Selesai mengurus semua administrasi rumah sakit dan pemindahan Nayyola dari ruang Instalasi Gawat Darurat ke ruang rawat VIP, Yatha bergegas menyusul ke tempat istrinya di rawat.

Memasuki ruangan, Yatha melihat Nayyola yang berbaring dengan selang infus di tangan kirinya. Dia melangkah mendekat, duduk di kursi samping ranjang rawat Nayyola.

"Mas enggak pulang? Enggak berangkat kerja?" tanya Nayyola sambil memandang Yatha —yang bahkan belum mandi dan masih bermuka bantal.

Yatha menggeleng, lalu meraih tangan kanan Nayyola yang terbebas dari selang infus.

"Mas belum bersih-bersih loh.."

"Kalau saya pergi, nanti siapa yang temani kamu disini?"

"Kan ada dokter dan perawat, mereka pasti bisa menjaga aku dengan baik. Mas pulang saja dulu, nanti ke sini lagi."

Yatha kembali menggeleng. "Apa ini sakit?" tanyanya sambil mengusap luka lecet di pergelangan tangan Nayyola.

"Iya, rasanya perih."

"Saya minta maaf," kata Yatha dengan nada menyesal. Dia adalah pelaku hingga tangan Nayyola terluka seperti ini.

Nayyola menghela napas, "Aku enggak tau kenapa Mas bisa semarah itu semalam. Entah sebanyak apa amarah yang Mas pendam, hingga akhirnya semua itu meledak semalam." Nayyola menyelipkan jemari tangannya diantara jemari Yatha dan menggenggamnya.

"Mas harus bicara dengan Mbak Kalya... masalah kalian tidak akan selesai kalau kalian saling memendamnya dan bersikap seolah semua baik-baik saja."

"Kamu tidak mengerti Nay... saya dan Kalya, kami sudah membicarakan masalah ini berkali-kali. Sampai akhirnya Kalya menyeret kamu dalam masalah ini."

"Mbak Kalya tidak mau memiliki anak?"

Yatha mengangguk.

"Kenapa?"

"Karena dia tidak mencintai saya, dia tidak menginginkan saya."

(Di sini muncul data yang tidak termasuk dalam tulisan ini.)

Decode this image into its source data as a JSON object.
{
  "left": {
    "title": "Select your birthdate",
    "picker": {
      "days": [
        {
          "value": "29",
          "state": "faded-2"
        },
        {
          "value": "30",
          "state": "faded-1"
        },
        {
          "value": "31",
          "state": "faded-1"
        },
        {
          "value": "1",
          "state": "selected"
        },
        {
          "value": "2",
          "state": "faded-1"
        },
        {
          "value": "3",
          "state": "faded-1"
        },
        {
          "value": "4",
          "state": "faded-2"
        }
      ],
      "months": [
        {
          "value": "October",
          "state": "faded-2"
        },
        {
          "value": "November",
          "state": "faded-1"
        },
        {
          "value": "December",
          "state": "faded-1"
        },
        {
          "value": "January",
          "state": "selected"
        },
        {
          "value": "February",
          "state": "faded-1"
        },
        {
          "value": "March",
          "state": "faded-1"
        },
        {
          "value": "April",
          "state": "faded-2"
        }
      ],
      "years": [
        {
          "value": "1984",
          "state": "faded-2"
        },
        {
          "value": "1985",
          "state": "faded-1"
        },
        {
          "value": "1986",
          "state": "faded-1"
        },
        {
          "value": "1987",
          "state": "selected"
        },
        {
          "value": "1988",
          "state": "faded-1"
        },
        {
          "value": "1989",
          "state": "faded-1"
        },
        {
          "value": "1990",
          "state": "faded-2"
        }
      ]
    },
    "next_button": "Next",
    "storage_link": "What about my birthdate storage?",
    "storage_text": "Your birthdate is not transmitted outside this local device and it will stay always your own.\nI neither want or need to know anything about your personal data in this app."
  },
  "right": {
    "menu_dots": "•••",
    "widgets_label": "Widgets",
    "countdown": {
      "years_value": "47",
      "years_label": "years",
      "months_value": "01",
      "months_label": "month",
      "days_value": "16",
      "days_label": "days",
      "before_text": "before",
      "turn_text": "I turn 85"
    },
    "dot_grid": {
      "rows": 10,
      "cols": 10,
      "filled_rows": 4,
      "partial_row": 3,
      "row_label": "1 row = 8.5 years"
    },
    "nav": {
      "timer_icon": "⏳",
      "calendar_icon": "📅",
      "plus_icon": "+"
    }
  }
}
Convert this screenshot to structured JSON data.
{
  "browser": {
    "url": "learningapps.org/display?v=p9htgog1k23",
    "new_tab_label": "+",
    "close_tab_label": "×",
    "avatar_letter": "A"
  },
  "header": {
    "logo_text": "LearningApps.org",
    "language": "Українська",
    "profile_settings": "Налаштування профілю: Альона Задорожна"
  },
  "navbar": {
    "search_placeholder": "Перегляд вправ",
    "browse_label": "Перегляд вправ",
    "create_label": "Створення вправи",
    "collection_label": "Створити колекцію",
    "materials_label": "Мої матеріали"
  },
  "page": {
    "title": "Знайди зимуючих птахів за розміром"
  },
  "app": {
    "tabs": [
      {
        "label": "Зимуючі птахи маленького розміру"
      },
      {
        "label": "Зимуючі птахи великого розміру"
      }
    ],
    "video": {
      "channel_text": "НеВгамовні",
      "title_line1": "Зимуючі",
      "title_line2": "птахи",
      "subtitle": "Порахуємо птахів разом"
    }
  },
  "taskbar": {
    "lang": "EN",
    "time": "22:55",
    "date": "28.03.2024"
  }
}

"Tapi kalian menikah, kalian pasangan suami dan istri."

"Kami dijodohkan."

Nayyola terdiam, pun dengan genggaman tangannya yang mengendur. Pantas saja Kalya mengizinkan Yatha untuk menikah lagi. Ternyata dia tidak mencintai suaminya.

"Kamu mau makan?" tanya Yatha mengalihkan pembicaraan mereka.

Nayyola melirik pada meja yang berada di dekat Yatha, di sana ada makanan khas rumah sakit —bubur lembek, sayur sop, beberapa potong buah dan teh hangat.

"Aku mual, Mas. Tidak nafsu makan."

"Kamu harus makan walaupun sedikit... demi anak kita."

Perasaan hangat menyelimuti hati Nayyola saat Yatha menyebut anak kita —untuk janin yang berada dalam perutnya.

"Aku mau teh saja."

"Makan sedikit saja Nay, tiga suapan ya?"

Nayyola menggeleng.

"Atau kamu mau makanan yang lain?"

"Apa boleh?"

"Boleh asal tidak ketahuan Dokter Elsa."

Nayyola tertawa pelan, ternyata Yatha memiliki sedikit selera humor.

"Aku mau sup jagung dan salad buah Mas."

"Itu saja?"

"Hm... itu saja."

Yatha mengangguk, melepas genggaman tangan mereka dan meraih ponselnya di saku celana.